Literature DB >> 15644780

Closest distance between tumor and resection margin in radical prostatectomy specimens: lack of prognostic significance.

Robert E Emerson1, Michael O Koch, Joanne K Daggy, Liang Cheng.   

Abstract

Complete removal of the tumor by surgery offers the best chance for cancer cure; however, many prostate cancer patients who have negative surgical margins at radical prostatectomy will still experience local and distant tumor recurrence. In other organs, the closest distance between tumor and resection margin has prognostic significance. This has not been adequately studied in prostatectomy specimens. We undertook a prospective study of 278 consecutive margin-negative whole-mount prostatectomy cases. The anatomic location and closest distance between tumor and resection margin, measured with an ocular micrometer, were analyzed. All the slides were reviewed by a single pathologist, and data were collected prospectively.
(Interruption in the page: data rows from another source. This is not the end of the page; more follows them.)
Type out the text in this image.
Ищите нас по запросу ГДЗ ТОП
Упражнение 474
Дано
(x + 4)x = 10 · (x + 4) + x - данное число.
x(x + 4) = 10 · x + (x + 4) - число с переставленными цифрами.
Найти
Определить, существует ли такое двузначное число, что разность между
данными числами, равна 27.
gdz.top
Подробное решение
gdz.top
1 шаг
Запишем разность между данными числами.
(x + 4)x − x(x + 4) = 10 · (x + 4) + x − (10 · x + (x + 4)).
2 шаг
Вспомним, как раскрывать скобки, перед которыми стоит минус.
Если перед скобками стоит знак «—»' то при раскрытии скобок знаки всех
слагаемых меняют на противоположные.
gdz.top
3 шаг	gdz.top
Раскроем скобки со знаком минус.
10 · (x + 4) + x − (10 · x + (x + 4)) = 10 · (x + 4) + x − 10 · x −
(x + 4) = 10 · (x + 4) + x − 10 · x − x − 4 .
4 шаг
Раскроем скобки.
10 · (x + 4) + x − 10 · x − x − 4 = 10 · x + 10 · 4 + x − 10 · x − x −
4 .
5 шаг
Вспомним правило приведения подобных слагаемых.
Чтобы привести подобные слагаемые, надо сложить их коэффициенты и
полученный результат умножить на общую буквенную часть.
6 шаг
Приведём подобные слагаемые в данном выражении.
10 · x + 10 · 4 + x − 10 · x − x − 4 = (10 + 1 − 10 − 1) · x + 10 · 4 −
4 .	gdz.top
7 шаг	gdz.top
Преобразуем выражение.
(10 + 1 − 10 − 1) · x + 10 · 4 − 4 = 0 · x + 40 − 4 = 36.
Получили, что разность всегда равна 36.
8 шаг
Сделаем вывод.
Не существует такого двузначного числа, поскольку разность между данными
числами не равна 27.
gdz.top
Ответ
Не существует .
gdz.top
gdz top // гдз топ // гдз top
The closest distance between tumor and resection margin ranged from 0.02 to 5.0 mm (mean, 0.7 mm; median, 0.5 mm) and correlated with patient age (P = 0.03), prostate weight (P = 0.002), Gleason score (P = 0.001), pathologic stage (P = 0.01), tumor volume (P < 0.001), and perineural invasion (P < 0.001). The closest distance between tumor and resection margin was not a significant predictor of PSA recurrence in univariate or multivariate logistic regression; and we do not, therefore, advocate reporting the closest distance between tumor and resection margin as a standard part of the surgical pathology report on prostatectomy specimens.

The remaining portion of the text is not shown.